Figure 6. A filtered scatterplot showing only network traffic from an employee’s assigned IP while they are proxed into the classified area. The y-axis is the destination IP, and the x-axis is time.
Seeing all of the
destination IPs arranged like this, and obtaining the details on demand by
highlighting them, it became clear from here that the information was being
sent to a single destination IP (100.59.151.133) from a collection of employee
IPs (37.170.100.15, 37.170.100.16, 37.170.100.31, 37.170.100.41, 37.170.100.52,
37.170.100.56). Table
1 shows the
traffic each of the analysts found to be sending out information.

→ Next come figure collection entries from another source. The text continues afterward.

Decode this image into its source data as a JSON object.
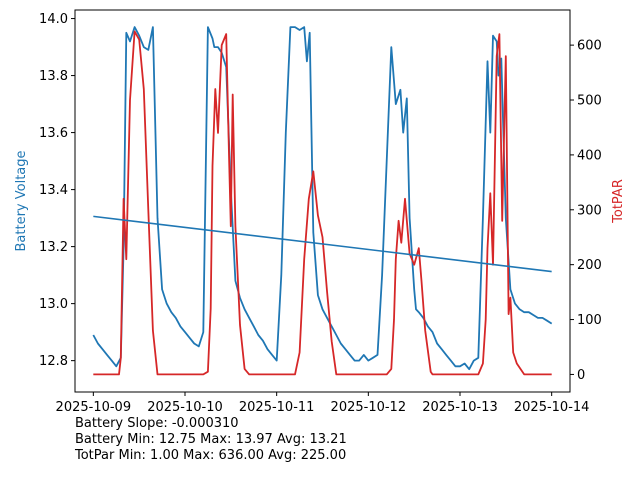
{
  "chart_data": {
    "type": "line",
    "title": "",
    "xlabel": "",
    "x_ticks": [
      "2025-10-09",
      "2025-10-10",
      "2025-10-11",
      "2025-10-12",
      "2025-10-13",
      "2025-10-14"
    ],
    "left_axis": {
      "label": "Battery Voltage",
      "color": "#1f77b4",
      "ylim": [
        12.69,
        14.03
      ],
      "ticks": [
        12.8,
        13.0,
        13.2,
        13.4,
        13.6,
        13.8,
        14.0
      ],
      "tick_labels": [
        "12.8",
        "13.0",
        "13.2",
        "13.4",
        "13.6",
        "13.8",
        "14.0"
      ]
    },
    "right_axis": {
      "label": "TotPAR",
      "color": "#d62728",
      "ylim": [
        -32,
        664
      ],
      "ticks": [
        0,
        100,
        200,
        300,
        400,
        500,
        600
      ],
      "tick_labels": [
        "0",
        "100",
        "200",
        "300",
        "400",
        "500",
        "600"
      ]
    },
    "xlim_days": [
      -0.2,
      5.2
    ],
    "series": [
      {
        "name": "Battery Voltage",
        "axis": "left",
        "color": "#1f77b4",
        "x_days": [
          0.0,
          0.05,
          0.1,
          0.15,
          0.2,
          0.25,
          0.3,
          0.33,
          0.36,
          0.4,
          0.45,
          0.5,
          0.55,
          0.6,
          0.65,
          0.7,
          0.75,
          0.8,
          0.85,
          0.9,
          0.95,
          1.0,
          1.05,
          1.1,
          1.15,
          1.2,
          1.25,
          1.3,
          1.32,
          1.36,
          1.4,
          1.45,
          1.5,
          1.55,
          1.6,
          1.65,
          1.7,
          1.75,
          1.8,
          1.85,
          1.9,
          1.95,
          2.0,
          2.05,
          2.1,
          2.15,
          2.2,
          2.25,
          2.3,
          2.33,
          2.36,
          2.4,
          2.45,
          2.5,
          2.55,
          2.6,
          2.65,
          2.7,
          2.75,
          2.8,
          2.85,
          2.9,
          2.95,
          3.0,
          3.05,
          3.1,
          3.15,
          3.2,
          3.25,
          3.3,
          3.35,
          3.38,
          3.42,
          3.45,
          3.5,
          3.52,
          3.55,
          3.6,
          3.65,
          3.7,
          3.75,
          3.8,
          3.85,
          3.9,
          3.95,
          4.0,
          4.05,
          4.1,
          4.15,
          4.2,
          4.25,
          4.3,
          4.33,
          4.36,
          4.4,
          4.42,
          4.45,
          4.5,
          4.55,
          4.6,
          4.65,
          4.7,
          4.75,
          4.8,
          4.85,
          4.9,
          4.95,
          5.0
        ],
        "values": [
          12.89,
          12.86,
          12.84,
          12.82,
          12.8,
          12.78,
          12.81,
          13.2,
          13.95,
          13.92,
          13.97,
          13.94,
          13.9,
          13.89,
          13.97,
          13.3,
          13.05,
          13.0,
          12.97,
          12.95,
          12.92,
          12.9,
          12.88,
          12.86,
          12.85,
          12.9,
          13.97,
          13.93,
          13.9,
          13.9,
          13.88,
          13.83,
          13.4,
          13.08,
          13.02,
          12.98,
          12.95,
          12.92,
          12.89,
          12.87,
          12.84,
          12.82,
          12.8,
          13.1,
          13.6,
          13.97,
          13.97,
          13.96,
          13.97,
          13.85,
          13.95,
          13.25,
          13.03,
          12.98,
          12.95,
          12.92,
          12.89,
          12.86,
          12.84,
          12.82,
          12.8,
          12.8,
          12.82,
          12.8,
          12.81,
          12.82,
          13.1,
          13.5,
          13.9,
          13.7,
          13.75,
          13.6,
          13.72,
          13.3,
          13.05,
          12.98,
          12.97,
          12.95,
          12.92,
          12.9,
          12.86,
          12.84,
          12.82,
          12.8,
          12.78,
          12.78,
          12.79,
          12.77,
          12.8,
          12.81,
          13.3,
          13.85,
          13.6,
          13.94,
          13.92,
          13.8,
          13.86,
          13.3,
          13.05,
          13.0,
          12.98,
          12.97,
          12.97,
          12.96,
          12.95,
          12.95,
          12.94,
          12.93
        ]
      },
      {
        "name": "TotPAR",
        "axis": "right",
        "color": "#d62728",
        "x_days": [
          0.0,
          0.2,
          0.25,
          0.28,
          0.3,
          0.33,
          0.36,
          0.4,
          0.45,
          0.5,
          0.55,
          0.6,
          0.65,
          0.7,
          1.0,
          1.2,
          1.25,
          1.28,
          1.3,
          1.33,
          1.36,
          1.4,
          1.45,
          1.48,
          1.5,
          1.52,
          1.55,
          1.6,
          1.65,
          1.7,
          2.0,
          2.2,
          2.25,
          2.3,
          2.35,
          2.4,
          2.45,
          2.5,
          2.55,
          2.6,
          2.65,
          3.0,
          3.2,
          3.25,
          3.28,
          3.3,
          3.33,
          3.36,
          3.4,
          3.45,
          3.5,
          3.55,
          3.58,
          3.62,
          3.68,
          3.7,
          4.0,
          4.2,
          4.25,
          4.28,
          4.3,
          4.33,
          4.36,
          4.4,
          4.43,
          4.46,
          4.5,
          4.53,
          4.55,
          4.58,
          4.62,
          4.7,
          5.0
        ],
        "values": [
          0,
          0,
          0,
          0,
          30,
          320,
          210,
          500,
          625,
          610,
          520,
          300,
          80,
          0,
          0,
          0,
          5,
          120,
          380,
          520,
          440,
          600,
          620,
          400,
          270,
          510,
          270,
          90,
          10,
          0,
          0,
          0,
          40,
          210,
          320,
          370,
          290,
          250,
          150,
          60,
          0,
          0,
          0,
          10,
          100,
          210,
          280,
          240,
          320,
          220,
          200,
          230,
          170,
          80,
          5,
          0,
          0,
          0,
          20,
          100,
          230,
          330,
          200,
          580,
          620,
          280,
          580,
          110,
          140,
          40,
          20,
          0,
          0
        ]
      }
    ]
  },
  "stats": {
    "slope": "Battery Slope: -0.000310",
    "battery": "Battery Min: 12.75 Max: 13.97 Avg: 13.21",
    "totpar": "TotPar Min: 1.00 Max: 636.00 Avg: 225.00"
  }
}
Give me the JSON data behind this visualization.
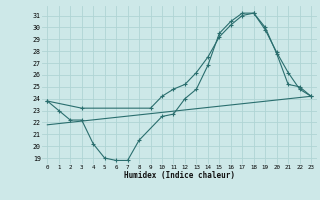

In addition,
as the analysts became more experienced and comfortable with the visualization,
they were able to begin quantifying their results within the visualization
rather than referring back to the Excel file.
Table 1. Suspicious outgoing network traffic.
USER WARNING |
SourceIP |
AccessTime |
DestIP |
Socket |
ReqSize |
RespSize |
Synthetic Data |
37.170.100.15 |
2008-01-31T13:10:23.841 |
100.59.151.133 |
8080 |
9064720 |
11238 |
Synthetic Data |
37.170.100.16 |
2008-01-10T16:01:53.956 |
100.59.151.133 |
8080 |
8543125 |
12312 |
Synthetic Data |
37.170.100.16 |
2008-01-15T16:14:34.563 |
100.59.151.133 |
8080 |
6773214 |
24661 |
Synthetic Data |
37.170.100.31 |
2008-01-10T14:27:12.238 |
100.59.151.133 |
8080 |
6543216 |
22315 |
Synthetic Data |
37.170.100.41 |
2008-01-17T12:12:10.990 |
100.59.151.133 |
8080 |
3679122 |
24423 |
Synthetic Data |
37.170.100.41 |
2008-01-29T16:08:10.892 |
100.59.151.133 |
8080 |
6752212 |
57865 |
Synthetic Data |
37.170.100.52 |
2008-01-31T09:41:03.815 |
100.59.151.133 |
8080 |
5579339 |
22147 |
Synthetic Data |
37.170.100.56 |
2008-01-29T15:41:32.763 |
100.59.151.133 |
8080 |
10024754 |
29565 |
The four professional cyber security analysts performed
the task well. Although they were all reluctant to use the visualization at
first, with our help they were each able to find the solution. After the study,
they remarked how working within a visualization provided them with
“interesting findings” much quicker than working within the raw data. Using the
large, high-resolution display to keep all of the data visible at all times, as
well as enlarge the visualization when added detail was needed, they were able
to utilize the added display space by drawing connections between the different
types of data, and ultimately led each of them to their solution. We feel that
with proper design of future visualizations to take advantage of the added
display space, cyber analytics can benefit from their inherent advantage of
showing connections one would otherwise overlook.